Alas for the CDS, this is twaddle. There haven’t been any such incursions since 2005. Russian planes may fly close to our airspace (we also fly close to theirs) but they don’t usually fly into it. You might bear this in mind the next time you see a headline claiming that some ancient Russian Bear Tu-95 (it first flew in 1952, so is almost as old as I am) has violated Britain’s sovereign air. It won’t have done.

When I pointed out the CDS’s rather serious factual mistake to the Defence Ministry, they tried to pretend that Sir Rich had been speaking of the ‘High North’, a vague ill-defined area in the Arctic which includes Russia and has no specific airspace anyway. But he didn’t utter the phrase.
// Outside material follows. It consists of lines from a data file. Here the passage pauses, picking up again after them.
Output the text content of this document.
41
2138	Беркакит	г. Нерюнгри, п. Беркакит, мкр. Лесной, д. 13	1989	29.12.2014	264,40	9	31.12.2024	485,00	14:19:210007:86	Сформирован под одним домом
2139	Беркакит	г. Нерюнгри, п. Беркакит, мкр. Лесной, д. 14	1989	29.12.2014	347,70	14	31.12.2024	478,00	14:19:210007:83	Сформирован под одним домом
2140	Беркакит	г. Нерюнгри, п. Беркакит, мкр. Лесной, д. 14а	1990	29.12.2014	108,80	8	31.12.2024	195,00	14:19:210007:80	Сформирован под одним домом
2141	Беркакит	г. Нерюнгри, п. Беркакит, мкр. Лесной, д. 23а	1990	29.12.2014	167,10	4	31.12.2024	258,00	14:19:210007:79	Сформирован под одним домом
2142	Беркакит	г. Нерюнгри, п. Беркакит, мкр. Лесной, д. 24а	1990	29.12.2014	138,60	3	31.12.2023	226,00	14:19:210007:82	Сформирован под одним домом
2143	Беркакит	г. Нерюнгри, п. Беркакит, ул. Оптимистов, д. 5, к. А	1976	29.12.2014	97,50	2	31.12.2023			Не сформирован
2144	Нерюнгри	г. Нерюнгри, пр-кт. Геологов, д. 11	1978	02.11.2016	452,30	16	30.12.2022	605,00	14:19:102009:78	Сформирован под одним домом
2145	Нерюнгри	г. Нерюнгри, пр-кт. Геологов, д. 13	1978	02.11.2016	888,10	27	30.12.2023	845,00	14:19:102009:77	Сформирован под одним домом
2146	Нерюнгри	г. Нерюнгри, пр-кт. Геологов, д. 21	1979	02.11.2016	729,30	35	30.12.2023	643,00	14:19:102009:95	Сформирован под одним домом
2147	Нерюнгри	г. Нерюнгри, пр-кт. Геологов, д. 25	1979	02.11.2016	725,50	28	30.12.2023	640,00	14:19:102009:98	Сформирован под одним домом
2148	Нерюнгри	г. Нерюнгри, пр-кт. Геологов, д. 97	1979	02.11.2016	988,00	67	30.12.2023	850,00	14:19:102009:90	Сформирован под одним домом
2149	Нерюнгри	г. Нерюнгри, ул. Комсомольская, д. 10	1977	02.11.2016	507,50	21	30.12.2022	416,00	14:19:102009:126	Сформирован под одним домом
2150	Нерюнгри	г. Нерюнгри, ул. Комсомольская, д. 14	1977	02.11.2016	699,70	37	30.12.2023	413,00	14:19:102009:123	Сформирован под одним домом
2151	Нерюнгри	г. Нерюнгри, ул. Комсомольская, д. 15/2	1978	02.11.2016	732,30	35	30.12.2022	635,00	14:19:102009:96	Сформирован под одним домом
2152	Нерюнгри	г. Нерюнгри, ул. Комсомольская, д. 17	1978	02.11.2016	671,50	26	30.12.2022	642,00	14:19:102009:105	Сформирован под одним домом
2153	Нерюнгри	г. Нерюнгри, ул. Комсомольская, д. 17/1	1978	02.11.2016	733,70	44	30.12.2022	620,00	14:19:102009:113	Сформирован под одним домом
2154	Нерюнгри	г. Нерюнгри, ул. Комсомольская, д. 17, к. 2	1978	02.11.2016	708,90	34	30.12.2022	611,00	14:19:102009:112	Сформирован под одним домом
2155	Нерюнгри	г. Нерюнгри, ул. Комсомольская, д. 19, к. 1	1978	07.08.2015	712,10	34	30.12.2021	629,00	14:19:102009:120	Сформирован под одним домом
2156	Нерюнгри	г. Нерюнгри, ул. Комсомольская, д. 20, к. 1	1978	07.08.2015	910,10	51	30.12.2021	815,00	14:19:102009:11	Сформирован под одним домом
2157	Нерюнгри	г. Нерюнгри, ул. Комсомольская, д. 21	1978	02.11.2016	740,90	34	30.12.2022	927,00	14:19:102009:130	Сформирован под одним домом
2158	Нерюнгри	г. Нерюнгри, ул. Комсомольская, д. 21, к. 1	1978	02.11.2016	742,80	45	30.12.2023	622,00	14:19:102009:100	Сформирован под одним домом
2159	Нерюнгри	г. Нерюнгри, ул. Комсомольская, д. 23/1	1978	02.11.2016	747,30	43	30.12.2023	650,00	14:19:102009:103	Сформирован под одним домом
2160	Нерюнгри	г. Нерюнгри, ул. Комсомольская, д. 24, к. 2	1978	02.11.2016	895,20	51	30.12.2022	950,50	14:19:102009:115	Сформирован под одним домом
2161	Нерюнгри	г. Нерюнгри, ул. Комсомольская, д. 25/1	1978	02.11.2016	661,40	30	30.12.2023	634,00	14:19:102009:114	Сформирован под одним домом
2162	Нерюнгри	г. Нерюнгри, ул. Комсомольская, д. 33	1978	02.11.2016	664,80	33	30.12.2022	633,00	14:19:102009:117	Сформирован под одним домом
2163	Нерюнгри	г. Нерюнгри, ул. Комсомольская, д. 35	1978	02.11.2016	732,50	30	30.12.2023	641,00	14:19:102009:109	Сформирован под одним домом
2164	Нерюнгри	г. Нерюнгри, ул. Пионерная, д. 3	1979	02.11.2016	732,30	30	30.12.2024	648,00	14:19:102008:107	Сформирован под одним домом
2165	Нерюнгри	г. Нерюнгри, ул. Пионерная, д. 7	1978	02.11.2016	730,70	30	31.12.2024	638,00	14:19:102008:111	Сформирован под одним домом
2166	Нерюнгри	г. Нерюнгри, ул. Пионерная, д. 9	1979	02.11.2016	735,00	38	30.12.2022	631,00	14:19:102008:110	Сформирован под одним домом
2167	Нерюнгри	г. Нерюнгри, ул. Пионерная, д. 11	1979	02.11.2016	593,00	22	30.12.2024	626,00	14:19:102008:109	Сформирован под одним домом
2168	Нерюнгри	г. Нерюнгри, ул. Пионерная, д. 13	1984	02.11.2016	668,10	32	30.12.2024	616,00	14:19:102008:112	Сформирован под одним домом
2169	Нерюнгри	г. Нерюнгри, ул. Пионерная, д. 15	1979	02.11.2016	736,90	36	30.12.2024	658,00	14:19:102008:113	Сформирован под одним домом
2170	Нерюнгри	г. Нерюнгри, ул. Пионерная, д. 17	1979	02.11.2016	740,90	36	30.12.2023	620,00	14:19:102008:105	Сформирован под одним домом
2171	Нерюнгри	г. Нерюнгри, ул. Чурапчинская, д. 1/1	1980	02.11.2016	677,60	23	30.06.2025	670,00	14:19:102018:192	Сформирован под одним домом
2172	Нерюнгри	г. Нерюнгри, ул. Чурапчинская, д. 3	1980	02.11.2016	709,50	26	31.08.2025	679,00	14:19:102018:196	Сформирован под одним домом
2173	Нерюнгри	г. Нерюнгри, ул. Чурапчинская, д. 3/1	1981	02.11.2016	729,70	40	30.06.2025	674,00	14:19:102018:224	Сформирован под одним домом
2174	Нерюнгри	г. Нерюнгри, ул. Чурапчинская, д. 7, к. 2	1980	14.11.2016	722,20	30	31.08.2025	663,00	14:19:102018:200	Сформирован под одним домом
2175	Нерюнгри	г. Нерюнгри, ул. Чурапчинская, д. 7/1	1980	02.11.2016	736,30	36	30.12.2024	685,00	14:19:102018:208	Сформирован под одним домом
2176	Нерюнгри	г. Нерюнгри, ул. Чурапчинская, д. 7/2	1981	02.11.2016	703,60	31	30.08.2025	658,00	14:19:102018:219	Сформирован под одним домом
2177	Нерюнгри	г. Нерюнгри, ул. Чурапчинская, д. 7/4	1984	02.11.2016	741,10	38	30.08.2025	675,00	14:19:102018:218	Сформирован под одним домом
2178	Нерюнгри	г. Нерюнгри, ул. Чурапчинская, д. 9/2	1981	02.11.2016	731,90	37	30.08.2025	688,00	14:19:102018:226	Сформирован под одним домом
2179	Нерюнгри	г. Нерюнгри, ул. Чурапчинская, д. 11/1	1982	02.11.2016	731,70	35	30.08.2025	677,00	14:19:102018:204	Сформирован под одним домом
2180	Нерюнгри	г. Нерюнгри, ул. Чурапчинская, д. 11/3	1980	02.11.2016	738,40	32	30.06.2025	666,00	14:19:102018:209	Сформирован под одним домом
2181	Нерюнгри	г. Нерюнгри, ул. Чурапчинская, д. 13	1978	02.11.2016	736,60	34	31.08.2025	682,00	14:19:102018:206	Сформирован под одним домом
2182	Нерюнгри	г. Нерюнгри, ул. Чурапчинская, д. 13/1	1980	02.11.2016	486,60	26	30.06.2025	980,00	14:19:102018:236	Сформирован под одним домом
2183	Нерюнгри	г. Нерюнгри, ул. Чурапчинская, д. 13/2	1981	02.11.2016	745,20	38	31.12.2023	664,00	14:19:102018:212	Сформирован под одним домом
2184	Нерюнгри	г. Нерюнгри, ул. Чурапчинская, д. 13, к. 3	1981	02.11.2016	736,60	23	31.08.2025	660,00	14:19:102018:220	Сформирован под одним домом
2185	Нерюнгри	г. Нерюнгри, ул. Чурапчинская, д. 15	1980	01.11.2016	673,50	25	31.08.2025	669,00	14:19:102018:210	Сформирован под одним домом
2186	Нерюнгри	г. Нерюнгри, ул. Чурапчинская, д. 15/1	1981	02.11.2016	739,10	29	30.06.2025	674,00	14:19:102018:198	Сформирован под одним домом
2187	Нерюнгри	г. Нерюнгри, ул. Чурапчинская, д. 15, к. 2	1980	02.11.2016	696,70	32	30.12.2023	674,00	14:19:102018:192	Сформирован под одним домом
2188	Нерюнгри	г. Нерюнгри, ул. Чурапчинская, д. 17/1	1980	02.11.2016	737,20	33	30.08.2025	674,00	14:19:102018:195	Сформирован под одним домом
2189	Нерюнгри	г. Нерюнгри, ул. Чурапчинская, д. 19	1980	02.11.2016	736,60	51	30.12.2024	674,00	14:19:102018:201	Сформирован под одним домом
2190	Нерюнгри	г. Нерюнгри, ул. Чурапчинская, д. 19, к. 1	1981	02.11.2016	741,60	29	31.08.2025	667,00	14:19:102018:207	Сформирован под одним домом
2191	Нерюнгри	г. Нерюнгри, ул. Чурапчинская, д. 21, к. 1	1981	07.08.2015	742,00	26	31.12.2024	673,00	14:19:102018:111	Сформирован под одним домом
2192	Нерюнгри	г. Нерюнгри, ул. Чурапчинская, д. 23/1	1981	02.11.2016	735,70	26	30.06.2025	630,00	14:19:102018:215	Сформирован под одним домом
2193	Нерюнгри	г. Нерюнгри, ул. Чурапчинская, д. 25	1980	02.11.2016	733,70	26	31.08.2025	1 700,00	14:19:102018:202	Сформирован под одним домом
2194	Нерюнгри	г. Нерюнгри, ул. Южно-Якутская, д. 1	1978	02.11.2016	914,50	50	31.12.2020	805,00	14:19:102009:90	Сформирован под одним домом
What he had done was to use the words ‘closer to home’ and ‘our own airspace’, which plainly mean the UK.

But the real question is: Why do senior military figures believe and spout this stuff? Yes, they want more money. But by turning rusty, bungling Russia into a giant bogeyman with scare stories and alarm, they – and the BBC – may alas get their wish, a real war. You won’t enjoy it, if they do.

Beware this rush to war. All that the warmongers learned from being caught out lying in Iraq was how to make their propaganda slicker.